Having given you a taste for all that, I want to say that there’s often not a very strong reason for us as digital humanists to dive too deeply into algorithms or efficiency. Whether it takes 30 seconds to run our text analysis or 3 seconds isn’t as consequential as whether Google returns search results in 30 seconds or 3 seconds. And so much of this, like Python’s hidden sort, is just already done for us by things like the Python built-in library and third-party modules (which we’ll talk about later).

It’s useful to look at the broad contours of these things even if we don’t understand them in any depth.

Files

Let’s do one useful new thing this week. User input from the command line is useful sometimes, but sometimes we want to do some heavier lifting.

Let’s read in a text file.

In Python, there’s a number of ways to do this. One of the easiest is to use the open function, which returns a “file object” that represents that file.

(Here are the Python docs for this)

The code for open is very simple. To read a file, we can do:

infile = open('file.txt', "r")
text = infile.read()
infile.close()

text will then be a string that holds the contents of the input file.

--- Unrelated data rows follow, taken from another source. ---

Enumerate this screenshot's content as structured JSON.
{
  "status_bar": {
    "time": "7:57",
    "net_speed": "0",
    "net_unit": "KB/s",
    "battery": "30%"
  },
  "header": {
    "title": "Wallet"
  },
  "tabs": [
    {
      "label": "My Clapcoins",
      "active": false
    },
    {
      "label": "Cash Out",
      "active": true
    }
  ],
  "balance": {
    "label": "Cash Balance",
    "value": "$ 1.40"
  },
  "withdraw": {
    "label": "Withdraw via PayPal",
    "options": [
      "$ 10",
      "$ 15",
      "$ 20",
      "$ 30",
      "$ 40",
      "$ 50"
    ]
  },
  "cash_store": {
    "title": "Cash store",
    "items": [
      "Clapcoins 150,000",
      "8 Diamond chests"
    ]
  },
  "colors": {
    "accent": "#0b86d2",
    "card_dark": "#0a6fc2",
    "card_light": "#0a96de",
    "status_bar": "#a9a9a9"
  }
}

The call at the end to close isn’t even strictly necessary. It’s good practice to do it for optimal resource management, but Python will do it for you if you forget.

A common idiom to use for Python file handling that you’ll often see in examples is to use a with-as block. The last example is:

with open('file.txt', "r") as infile:
    text = infile.read()

All this does is structure the code so that you don’t forget to close the file.

The file object is also magically iterable, so we can treat it as a list that we can loop through. A common idiom is to use a for loop to go through text files line by line.

infile = open('file.txt', "r")
for line in infile:
    print(line.upper())
infile.close()

The “r” argument that you pass in to open tells Python that you want to read the file. To write, we can use “w” mode. This will overwrite the file if it already exists. We can use “a” for append to keep the existing content and just add to the end instead.

outfile = open('file.txt', "w")
outfile.write("Hazel is a good dog.\n")
outfile.close()

The \n at the end of that string indicates a new line.

See? Easy!

Maple Snooze

This way of working with files is mostly for text files, which are files whose contents match some kind of character encoding. Nowadays, this usually means some kind of Unicode (remember Chapter 02). Text files have the benefit of being easy for humans to read.

However, most files on your computer are not text files, but what we broadly refer to as binary files. This taxonomy is a little confusing, because of course every file is ultimately binary in that they are represented by ones and zeros. A text file is one containing binary data that is arranged along a specific encoding, but usually when we say binary file, we mean the ones that are not text files. Even more confusing, a common shorthand for a compiled, executable application file is “binary.”

So, in short:

The Project Gutenburg plaintext copy of Much Ado About Nothing is a “text file”.
The JPEG images of Rocky found throughout Codelab are “binary files”.
The web browser that you’re using to read this document is a “binary.”